Quite likely.  Note, however, that a near-optimal memcpy() is quite hard
to write.  memset() is rather easier, but the "simple" versions are just
that - much simpler than a highly efficient version.

I wrote an extremely efficient memset() routine for the MC68000; I imagine
that the issues faced in an Intel implementation are similar.  The most
important idea is to move longwords (or more - see below) at a time,
rather than bytes, and to guarantee that memory accesses are longword
aligned.  I don't know what the alignment restrictions are on Intel
processors; on the Motorola ones, longword accesses have to occur at
word boundaries (i.e. even addresses).  But they're *much* faster if
they occur at longword (4-byte) boundaries.

The Motorola chips have a MOVEM instruction that allows several (or all!)
registers to be copied to memory, with autodecrement of the index
register.  It's used for saving/restoring registers.  That, in conjunction
with the 68000's "decrement and branch if not zero" loop control instructions
form the center of the tight loop.  This let me set 32 bytes in each
iteration of the inner loop in my memset().

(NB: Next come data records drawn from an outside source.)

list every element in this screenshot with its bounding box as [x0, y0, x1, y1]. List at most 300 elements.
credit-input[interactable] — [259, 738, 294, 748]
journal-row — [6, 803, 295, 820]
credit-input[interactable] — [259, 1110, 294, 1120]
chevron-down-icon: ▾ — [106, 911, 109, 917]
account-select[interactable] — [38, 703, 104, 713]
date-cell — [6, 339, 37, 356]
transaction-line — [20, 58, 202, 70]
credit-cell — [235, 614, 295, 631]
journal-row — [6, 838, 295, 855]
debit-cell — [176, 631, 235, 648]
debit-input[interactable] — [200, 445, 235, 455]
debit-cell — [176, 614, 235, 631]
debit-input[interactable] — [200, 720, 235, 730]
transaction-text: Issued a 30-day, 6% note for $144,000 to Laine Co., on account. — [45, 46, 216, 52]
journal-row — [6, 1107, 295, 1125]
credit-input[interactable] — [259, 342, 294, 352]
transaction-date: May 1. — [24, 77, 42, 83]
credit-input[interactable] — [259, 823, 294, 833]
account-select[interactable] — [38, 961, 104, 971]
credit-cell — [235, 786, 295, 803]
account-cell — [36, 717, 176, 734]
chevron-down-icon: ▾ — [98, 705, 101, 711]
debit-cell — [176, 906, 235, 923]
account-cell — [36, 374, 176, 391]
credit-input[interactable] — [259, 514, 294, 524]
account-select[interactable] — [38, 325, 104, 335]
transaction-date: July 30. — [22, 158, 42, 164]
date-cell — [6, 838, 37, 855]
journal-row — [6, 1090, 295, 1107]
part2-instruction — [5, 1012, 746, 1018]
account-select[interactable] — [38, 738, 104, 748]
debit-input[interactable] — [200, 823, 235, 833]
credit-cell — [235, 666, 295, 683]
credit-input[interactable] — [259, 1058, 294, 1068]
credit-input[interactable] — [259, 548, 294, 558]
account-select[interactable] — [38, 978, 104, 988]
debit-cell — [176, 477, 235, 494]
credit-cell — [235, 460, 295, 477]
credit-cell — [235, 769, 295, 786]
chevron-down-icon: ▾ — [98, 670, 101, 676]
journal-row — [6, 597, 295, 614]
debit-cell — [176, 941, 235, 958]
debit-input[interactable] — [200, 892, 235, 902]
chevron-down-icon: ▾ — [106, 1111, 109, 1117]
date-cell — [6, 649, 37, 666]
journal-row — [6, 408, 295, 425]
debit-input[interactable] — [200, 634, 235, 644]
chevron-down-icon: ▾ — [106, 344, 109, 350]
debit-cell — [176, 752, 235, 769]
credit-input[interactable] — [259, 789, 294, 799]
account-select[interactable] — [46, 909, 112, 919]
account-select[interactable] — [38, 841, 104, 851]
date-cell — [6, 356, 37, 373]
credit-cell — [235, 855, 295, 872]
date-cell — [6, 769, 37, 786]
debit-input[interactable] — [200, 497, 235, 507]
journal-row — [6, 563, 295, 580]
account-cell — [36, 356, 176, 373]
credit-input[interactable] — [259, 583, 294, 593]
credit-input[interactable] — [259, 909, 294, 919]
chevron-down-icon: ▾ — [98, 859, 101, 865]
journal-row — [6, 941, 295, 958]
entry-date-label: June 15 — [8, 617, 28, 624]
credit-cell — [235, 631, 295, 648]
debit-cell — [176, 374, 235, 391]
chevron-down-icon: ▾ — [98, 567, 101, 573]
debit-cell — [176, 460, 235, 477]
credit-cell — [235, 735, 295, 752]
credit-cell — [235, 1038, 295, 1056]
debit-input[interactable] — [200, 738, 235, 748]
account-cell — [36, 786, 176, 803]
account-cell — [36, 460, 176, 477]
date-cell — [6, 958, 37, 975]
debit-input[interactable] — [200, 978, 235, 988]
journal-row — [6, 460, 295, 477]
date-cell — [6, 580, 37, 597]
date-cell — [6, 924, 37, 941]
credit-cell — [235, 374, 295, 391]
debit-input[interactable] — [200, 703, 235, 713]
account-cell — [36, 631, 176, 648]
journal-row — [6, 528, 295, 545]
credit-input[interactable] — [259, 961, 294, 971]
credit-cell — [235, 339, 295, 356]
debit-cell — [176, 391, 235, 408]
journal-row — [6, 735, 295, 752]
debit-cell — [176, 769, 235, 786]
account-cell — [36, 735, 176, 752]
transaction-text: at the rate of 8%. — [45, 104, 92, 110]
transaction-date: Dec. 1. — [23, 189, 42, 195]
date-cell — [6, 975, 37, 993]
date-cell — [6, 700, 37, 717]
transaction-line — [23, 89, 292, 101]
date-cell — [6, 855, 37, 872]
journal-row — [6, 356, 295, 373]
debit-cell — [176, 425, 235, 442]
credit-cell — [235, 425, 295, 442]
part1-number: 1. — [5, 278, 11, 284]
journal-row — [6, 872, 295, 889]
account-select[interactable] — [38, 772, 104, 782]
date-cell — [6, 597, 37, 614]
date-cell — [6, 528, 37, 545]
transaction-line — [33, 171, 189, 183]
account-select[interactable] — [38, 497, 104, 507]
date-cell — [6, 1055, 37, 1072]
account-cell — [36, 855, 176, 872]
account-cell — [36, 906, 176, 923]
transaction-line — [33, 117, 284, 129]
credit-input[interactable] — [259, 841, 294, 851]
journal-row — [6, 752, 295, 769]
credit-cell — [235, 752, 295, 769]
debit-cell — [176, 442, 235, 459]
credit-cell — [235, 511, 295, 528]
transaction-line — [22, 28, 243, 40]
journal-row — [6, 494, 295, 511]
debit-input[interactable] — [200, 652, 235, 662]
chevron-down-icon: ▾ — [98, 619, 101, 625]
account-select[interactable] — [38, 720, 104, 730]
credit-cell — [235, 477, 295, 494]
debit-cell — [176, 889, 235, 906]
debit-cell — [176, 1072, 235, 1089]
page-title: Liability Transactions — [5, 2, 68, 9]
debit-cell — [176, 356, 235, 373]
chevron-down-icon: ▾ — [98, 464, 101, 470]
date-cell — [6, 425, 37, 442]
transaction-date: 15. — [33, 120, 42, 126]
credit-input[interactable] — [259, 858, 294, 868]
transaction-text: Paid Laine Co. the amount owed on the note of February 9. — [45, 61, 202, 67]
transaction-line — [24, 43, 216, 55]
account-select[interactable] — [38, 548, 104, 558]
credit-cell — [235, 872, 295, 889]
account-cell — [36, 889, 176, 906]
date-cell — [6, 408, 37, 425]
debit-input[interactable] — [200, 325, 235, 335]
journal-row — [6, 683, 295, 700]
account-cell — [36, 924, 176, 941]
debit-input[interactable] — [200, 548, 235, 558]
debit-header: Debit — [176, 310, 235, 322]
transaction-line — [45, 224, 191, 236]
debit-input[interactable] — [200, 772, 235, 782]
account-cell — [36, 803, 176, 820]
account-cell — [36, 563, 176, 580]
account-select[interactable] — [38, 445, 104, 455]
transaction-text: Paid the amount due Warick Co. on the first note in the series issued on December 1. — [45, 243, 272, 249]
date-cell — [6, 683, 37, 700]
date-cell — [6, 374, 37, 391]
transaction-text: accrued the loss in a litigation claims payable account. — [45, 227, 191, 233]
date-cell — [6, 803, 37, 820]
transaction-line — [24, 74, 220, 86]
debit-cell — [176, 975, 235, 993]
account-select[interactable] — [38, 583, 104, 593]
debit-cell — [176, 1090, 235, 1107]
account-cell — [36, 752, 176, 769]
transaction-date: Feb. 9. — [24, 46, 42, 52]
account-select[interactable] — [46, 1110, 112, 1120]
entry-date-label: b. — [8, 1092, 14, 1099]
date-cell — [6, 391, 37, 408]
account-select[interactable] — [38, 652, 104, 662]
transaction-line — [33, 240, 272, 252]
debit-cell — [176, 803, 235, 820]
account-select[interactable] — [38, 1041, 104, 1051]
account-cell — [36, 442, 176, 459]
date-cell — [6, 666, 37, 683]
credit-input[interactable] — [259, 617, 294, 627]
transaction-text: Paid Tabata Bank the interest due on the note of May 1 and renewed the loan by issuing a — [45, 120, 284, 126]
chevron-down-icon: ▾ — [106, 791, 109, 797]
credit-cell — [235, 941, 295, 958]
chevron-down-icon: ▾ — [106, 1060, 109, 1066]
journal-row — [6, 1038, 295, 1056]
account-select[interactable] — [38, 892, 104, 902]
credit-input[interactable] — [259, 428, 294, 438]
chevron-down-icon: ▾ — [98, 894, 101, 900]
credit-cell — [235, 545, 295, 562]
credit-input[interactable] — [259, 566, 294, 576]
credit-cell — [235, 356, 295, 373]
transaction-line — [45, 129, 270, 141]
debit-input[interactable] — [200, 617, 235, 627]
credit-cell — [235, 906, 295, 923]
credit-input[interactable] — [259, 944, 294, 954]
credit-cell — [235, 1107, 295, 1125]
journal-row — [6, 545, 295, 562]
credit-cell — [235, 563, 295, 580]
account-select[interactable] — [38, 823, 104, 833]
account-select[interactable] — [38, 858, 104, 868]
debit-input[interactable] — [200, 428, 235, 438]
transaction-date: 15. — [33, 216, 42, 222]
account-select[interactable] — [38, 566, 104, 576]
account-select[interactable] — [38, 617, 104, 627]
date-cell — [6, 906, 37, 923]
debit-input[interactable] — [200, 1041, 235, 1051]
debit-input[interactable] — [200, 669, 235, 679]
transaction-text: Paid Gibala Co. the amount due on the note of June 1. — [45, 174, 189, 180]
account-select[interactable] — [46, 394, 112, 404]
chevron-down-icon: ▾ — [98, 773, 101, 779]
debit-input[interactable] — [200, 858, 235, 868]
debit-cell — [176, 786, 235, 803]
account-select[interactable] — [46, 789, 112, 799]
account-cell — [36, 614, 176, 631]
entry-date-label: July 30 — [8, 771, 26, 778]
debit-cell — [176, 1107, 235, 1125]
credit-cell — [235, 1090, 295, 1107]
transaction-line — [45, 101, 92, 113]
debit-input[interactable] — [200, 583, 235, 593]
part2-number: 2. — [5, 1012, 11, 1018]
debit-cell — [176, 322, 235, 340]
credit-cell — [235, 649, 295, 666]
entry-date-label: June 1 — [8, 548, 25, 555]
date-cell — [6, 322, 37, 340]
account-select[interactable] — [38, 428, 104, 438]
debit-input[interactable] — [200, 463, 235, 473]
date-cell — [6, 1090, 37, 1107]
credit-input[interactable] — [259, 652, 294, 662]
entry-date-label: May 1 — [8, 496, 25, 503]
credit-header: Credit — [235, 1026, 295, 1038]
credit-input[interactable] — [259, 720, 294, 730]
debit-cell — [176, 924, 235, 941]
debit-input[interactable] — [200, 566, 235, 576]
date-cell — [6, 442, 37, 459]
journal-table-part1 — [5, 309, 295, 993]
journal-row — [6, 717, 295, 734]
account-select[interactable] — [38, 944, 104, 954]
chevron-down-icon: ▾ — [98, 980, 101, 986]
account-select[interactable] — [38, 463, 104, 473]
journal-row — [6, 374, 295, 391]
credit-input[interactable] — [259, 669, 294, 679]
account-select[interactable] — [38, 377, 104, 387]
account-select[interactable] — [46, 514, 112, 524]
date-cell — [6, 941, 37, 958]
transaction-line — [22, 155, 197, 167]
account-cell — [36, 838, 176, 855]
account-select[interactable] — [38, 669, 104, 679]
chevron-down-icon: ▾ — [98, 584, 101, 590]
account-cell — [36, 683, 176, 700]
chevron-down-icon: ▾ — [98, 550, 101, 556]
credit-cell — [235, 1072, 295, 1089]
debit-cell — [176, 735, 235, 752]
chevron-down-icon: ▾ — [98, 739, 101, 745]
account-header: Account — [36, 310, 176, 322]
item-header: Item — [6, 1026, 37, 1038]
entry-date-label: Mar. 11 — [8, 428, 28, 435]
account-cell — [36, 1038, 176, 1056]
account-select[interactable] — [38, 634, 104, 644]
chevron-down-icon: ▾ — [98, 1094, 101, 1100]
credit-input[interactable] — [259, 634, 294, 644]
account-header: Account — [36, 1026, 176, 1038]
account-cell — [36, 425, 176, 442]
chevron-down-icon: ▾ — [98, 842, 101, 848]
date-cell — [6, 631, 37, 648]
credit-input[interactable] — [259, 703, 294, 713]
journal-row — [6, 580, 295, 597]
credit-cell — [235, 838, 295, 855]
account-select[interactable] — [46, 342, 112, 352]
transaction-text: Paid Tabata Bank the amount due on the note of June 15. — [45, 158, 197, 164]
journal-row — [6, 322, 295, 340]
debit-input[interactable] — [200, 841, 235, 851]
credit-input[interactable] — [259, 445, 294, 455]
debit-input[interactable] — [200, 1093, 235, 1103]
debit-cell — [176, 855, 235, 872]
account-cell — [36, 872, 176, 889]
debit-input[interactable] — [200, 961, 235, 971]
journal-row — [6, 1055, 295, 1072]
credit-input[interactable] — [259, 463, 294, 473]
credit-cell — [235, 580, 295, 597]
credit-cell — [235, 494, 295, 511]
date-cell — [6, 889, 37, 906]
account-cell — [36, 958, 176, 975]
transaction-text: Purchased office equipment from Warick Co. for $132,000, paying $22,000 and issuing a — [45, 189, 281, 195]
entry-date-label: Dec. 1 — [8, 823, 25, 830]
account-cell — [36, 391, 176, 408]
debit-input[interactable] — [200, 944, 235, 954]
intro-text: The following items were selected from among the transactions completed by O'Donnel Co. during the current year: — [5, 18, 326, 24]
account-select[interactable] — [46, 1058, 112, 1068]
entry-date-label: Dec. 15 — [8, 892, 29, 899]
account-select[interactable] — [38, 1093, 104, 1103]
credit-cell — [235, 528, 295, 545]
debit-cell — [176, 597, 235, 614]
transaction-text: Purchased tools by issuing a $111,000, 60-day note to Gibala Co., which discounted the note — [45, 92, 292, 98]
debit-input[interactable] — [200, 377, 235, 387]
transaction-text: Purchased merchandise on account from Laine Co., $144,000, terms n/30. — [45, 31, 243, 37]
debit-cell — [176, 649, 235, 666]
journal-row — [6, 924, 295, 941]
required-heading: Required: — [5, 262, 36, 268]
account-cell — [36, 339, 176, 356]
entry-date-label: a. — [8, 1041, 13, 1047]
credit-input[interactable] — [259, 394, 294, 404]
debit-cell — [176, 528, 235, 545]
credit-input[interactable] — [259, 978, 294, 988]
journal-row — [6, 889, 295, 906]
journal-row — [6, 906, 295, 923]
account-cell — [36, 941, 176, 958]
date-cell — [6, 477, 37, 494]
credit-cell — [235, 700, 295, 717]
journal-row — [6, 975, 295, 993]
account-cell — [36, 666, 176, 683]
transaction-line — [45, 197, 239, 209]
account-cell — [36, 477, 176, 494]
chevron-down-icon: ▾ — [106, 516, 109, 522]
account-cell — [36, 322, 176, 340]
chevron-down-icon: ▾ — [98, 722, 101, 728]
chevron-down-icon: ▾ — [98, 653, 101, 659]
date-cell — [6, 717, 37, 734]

Don't the Intel chips have some sort of block-move instruction?  Remember
also that DJGPP code is running in protected mode, so you can go ahead and
use the 32-bit forms of everything (can't you?).  I'm no Intel asm guru,
by any stretch, but it seems that you *should* be able to do a lot better
than simple byte-by-byte.

*HOWEVER*, it's my experience that at least on my MC68000 testbeds, you
can't do better than byte-by-byte for small blocks (smaller than 32 bytes).
My memset() implementation tested for that case, and dropped through to
a simple loop in that case.  The overhead of setting up memory access
alignment outweighs the advantage of moving more than one byte at a time
for small blocks.

-- Chris Tate
   fixer AT faxcsl DOT dcrt DOT nih DOT gov